時刻は大体昼過ぎ。人々は行き交い、賑わいを見せている。
「着いたっと…まだ時間あるな…ちょっと歩くか…」
壁に貼られた探し人のチラシを見た後、ブラブラ歩く。
「あっ、やべ…森にメガネ忘れてきたな、帰ったら予備作るか」
(フジは西区によく居るらしいって書いてあったなー、地道な聞き込みかな?)
「にしてもあのチラシ…依頼主が貴族なんだよなー、助けたヤツの中に依頼したヤツが居るのか、それとも噂を聞いたヤツが、囲い込む為のものか……賞金付きで、どちらにしても犯罪者みたいで、すげー迷惑だな…」
(見付けたら光金貨1枚……100万円か……いつの世も人は…)
王都を目的も無くてくてく歩く
「そういえば俺の友達ってリーリアと、精霊達と、あと……あれ?あと…あれ?おかしいな…思い付かない…」
「学校ではそんなに好かれて無いしなー、特に女子から幽霊幻想キモいとか聞こえてくるし…壮大な物語が始まりそうだ……まあ他の子供が陰口叩かれてるのを見るよりゃ遥かにましか」
実はエリがカナンを探している時に、訪ねた彼のクラスの女子が、気を効かせて、後日カナンが居る時にエリにあいつがカナンだと伝えている。
その時エリは「この前、急に話しかけてきた気持ち悪い人」と発言。
それ以来一部の女子から気持ち悪がられている様だ。
だが、違う一部の女子はたまにカナンがメガネを外すのを目撃している。ライバルが減って嬉しいと思いつつ、誰が仲良くなるか日々牽制し合う日々が続いていた。

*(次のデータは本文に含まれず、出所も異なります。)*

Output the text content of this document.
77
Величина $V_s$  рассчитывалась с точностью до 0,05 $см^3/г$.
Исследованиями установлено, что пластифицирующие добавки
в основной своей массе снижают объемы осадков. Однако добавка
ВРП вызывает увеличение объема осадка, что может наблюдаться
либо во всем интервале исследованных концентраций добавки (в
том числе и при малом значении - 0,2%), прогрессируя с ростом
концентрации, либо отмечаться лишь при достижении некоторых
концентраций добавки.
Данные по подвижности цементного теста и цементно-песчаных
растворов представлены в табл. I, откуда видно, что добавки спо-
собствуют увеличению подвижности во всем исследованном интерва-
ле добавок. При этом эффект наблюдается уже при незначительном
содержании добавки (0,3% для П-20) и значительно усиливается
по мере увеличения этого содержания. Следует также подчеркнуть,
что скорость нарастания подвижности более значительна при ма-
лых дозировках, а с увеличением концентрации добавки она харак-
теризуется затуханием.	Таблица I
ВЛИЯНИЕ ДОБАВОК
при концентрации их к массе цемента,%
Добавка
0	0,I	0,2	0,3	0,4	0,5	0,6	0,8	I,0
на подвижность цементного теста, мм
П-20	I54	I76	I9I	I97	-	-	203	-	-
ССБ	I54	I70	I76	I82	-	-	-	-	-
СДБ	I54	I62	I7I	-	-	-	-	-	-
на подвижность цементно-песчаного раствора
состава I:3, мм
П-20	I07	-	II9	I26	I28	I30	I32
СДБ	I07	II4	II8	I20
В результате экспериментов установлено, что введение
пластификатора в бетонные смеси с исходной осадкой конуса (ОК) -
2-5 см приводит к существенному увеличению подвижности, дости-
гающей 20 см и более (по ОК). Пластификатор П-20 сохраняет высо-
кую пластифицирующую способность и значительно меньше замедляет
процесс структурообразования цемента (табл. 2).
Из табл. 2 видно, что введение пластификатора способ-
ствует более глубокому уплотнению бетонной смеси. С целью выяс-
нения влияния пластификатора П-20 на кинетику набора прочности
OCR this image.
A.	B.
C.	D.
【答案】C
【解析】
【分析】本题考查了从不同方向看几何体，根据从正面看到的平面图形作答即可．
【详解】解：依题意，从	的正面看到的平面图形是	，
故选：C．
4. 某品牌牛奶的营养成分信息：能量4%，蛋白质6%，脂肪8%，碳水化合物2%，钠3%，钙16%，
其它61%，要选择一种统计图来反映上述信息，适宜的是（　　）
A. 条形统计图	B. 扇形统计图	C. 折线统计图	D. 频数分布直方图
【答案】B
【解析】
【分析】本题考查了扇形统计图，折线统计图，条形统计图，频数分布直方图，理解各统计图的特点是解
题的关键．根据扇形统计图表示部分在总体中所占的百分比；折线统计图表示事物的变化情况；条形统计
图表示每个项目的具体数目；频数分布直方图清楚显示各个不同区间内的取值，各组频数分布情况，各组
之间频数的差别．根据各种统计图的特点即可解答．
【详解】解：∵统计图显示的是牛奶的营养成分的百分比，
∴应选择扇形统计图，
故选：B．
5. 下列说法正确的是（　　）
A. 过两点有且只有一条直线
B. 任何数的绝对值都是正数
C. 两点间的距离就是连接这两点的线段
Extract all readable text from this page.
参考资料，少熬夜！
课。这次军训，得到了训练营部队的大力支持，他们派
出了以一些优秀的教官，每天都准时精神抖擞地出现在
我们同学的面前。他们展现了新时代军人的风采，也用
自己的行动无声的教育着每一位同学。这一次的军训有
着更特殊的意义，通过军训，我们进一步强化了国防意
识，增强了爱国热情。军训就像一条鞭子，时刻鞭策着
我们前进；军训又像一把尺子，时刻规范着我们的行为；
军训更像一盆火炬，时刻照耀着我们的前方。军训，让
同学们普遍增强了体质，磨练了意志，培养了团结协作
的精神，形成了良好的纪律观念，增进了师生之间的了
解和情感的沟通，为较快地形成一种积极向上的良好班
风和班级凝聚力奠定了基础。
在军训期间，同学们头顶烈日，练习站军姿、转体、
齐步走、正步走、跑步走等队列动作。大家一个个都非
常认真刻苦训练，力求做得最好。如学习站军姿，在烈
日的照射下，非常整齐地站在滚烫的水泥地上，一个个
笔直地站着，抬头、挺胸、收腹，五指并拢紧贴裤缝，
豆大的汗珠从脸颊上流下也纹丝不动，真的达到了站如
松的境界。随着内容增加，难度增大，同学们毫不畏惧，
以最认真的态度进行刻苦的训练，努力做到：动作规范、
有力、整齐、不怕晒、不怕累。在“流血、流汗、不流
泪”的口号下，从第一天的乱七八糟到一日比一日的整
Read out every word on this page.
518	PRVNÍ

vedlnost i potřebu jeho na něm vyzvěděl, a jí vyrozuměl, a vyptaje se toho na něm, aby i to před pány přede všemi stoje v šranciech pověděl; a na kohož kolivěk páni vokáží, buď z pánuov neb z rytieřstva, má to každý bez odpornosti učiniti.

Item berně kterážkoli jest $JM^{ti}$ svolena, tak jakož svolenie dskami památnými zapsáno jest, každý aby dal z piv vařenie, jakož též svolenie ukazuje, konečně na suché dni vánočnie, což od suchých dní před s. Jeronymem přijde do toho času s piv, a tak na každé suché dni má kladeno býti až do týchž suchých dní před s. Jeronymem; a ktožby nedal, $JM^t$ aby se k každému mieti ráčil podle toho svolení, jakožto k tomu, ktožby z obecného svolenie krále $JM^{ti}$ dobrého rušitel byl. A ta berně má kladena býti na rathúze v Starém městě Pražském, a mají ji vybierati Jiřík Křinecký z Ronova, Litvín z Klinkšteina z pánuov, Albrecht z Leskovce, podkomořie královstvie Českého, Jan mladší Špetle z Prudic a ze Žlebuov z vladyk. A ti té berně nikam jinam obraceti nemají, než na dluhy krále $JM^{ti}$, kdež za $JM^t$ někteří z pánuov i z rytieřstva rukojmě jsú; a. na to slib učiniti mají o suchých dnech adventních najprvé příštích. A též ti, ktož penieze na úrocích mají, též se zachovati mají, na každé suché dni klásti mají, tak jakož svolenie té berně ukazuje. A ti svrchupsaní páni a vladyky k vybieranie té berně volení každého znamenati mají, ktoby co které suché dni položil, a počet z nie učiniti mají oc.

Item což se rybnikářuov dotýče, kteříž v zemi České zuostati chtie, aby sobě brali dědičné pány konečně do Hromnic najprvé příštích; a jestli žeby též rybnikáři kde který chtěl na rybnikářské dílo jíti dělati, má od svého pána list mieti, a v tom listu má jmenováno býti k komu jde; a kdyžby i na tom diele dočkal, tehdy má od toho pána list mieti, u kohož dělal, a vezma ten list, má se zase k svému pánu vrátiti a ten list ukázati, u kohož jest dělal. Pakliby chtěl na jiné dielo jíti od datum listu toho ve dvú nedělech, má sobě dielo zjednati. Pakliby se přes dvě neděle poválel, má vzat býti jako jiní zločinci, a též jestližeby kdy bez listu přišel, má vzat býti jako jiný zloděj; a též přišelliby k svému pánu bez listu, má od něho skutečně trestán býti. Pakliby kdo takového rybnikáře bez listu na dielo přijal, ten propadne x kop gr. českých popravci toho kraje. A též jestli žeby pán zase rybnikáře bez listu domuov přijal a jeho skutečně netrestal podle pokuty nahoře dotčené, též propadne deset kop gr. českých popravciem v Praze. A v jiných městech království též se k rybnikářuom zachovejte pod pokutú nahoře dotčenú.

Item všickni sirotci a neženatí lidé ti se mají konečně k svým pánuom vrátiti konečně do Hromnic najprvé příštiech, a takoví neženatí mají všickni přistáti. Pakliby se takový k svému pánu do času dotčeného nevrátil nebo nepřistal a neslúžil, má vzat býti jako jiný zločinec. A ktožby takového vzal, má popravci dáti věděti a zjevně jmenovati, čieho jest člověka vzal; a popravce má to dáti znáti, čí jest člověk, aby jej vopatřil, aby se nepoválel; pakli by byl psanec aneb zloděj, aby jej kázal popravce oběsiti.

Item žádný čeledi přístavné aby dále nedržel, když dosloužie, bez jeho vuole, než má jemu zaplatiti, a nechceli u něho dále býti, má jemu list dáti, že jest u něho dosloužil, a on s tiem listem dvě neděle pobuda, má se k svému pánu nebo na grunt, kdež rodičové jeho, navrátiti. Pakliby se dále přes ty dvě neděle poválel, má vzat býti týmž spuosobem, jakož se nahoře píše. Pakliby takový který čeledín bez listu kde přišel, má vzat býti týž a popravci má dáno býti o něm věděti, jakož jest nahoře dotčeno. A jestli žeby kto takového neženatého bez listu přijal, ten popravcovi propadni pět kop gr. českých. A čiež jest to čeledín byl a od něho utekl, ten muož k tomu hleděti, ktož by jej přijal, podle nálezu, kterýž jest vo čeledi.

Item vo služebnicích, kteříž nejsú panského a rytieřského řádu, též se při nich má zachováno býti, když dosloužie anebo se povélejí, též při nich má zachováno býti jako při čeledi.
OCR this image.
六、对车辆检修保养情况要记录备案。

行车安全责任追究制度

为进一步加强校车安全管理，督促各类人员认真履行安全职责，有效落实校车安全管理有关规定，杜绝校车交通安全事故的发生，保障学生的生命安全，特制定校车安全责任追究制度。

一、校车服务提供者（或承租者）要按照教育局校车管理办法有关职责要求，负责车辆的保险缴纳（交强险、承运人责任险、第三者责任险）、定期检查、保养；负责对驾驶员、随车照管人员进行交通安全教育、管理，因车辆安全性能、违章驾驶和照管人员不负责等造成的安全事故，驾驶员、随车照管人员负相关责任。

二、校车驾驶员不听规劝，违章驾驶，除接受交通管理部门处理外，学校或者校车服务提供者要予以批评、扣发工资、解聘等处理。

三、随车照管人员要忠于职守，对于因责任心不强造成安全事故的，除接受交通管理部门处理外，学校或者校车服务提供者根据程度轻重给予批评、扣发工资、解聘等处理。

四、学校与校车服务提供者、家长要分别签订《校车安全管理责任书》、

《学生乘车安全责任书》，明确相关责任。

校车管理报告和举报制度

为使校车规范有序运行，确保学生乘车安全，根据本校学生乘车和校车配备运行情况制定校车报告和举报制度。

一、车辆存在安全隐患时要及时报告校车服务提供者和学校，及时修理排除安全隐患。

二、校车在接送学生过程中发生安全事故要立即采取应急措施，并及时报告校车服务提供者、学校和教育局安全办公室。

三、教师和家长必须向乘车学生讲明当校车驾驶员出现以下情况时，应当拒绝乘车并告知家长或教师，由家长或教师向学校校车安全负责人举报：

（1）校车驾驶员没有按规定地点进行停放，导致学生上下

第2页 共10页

それを知らないカナンだが、特に気にしていないので調べる気も無い様だ。
「同世代の友達いねーな、借りがある王女でも脅して友達になってもらうか?それはなんか違うな、友達が欲しい訳じゃ無いし…図書館もなんか行きづらいんだよなー」
あれ以来西区の図書館には行っていない。学校も授業が終わればすぐに帰っているので少し暇人だ。
「まあいいや、貴族の相手するより遥かにましだ。」
露店を冷やかしながら歩く。
「あっ、あれはクラスの女子だな」
5人くらいの少女達、キャピキャピしている。少女達も露店を回っているようだ。
「まっ、いつものメガネしてないし気付かんだろー。面白そうなモノ無いかなー」
「いらっしゃーい」
「おっアクセサリー売ってるな、良いのあるかなー」
(姉さんとリナにまた何か作ってあげないとなー)
綺麗な石の付いたネックレスや指輪、アクセサリーが並ぶ。
「あのっすみません!」
「はい?」
すぐ横から声をかけられたので振り向く。
「カナン君……だよね」
クラスの女子が居た。
「う、うん」
(見つかった、顔が真っ赤だ…怒ってんのか?何言われんだろ…)
「アクセサリー見てるけど…誰かにあげるの?…彼女とか…?」
カナンは可愛いデザインのモノを見ている。その様子を全員が凝視していた。
「いや?姉さんと妹にプレゼントするだけだよ…」
(何?怖いんだけど)
「ほっ…そうだったんだね!」
何か安心したようにリーダー格の子が言う、後ろの4人もほっとしているようだ。
「あのカナン君っていつもメガネしてるけど、どうして?」
(どうしてって言われても…前世からの癖とか、おねーさんとお揃いだからって言うと気持ち悪いって言われそうだし)
ふと前世を思い出した。
「んー…メガネかけ始めたのは、昔ドブネズミって言われてからかなー」
(あっやべ、前世の事言っちゃった…やばいあだ名が増える)
「カナン君はドブネズミなんかじゃないよ!」
悲しそうに少女は言い、他の面々もうんうんと頷いている。
「あ、うん、ありがとう」
え?どうしたの?と思いながら困った様に笑って誤魔化す。
『ねえ、私達と一緒に露店回らない?』
「まあ、いいけど」
『やったー、じゃあ行こう!』
その後女の子達の買い物に付き合わされた。時間が過ぎ。
「「ばいばい」」
「ただいまー」
(なんだったんだろ?)
その後休日に露店に行く女子が増えたという。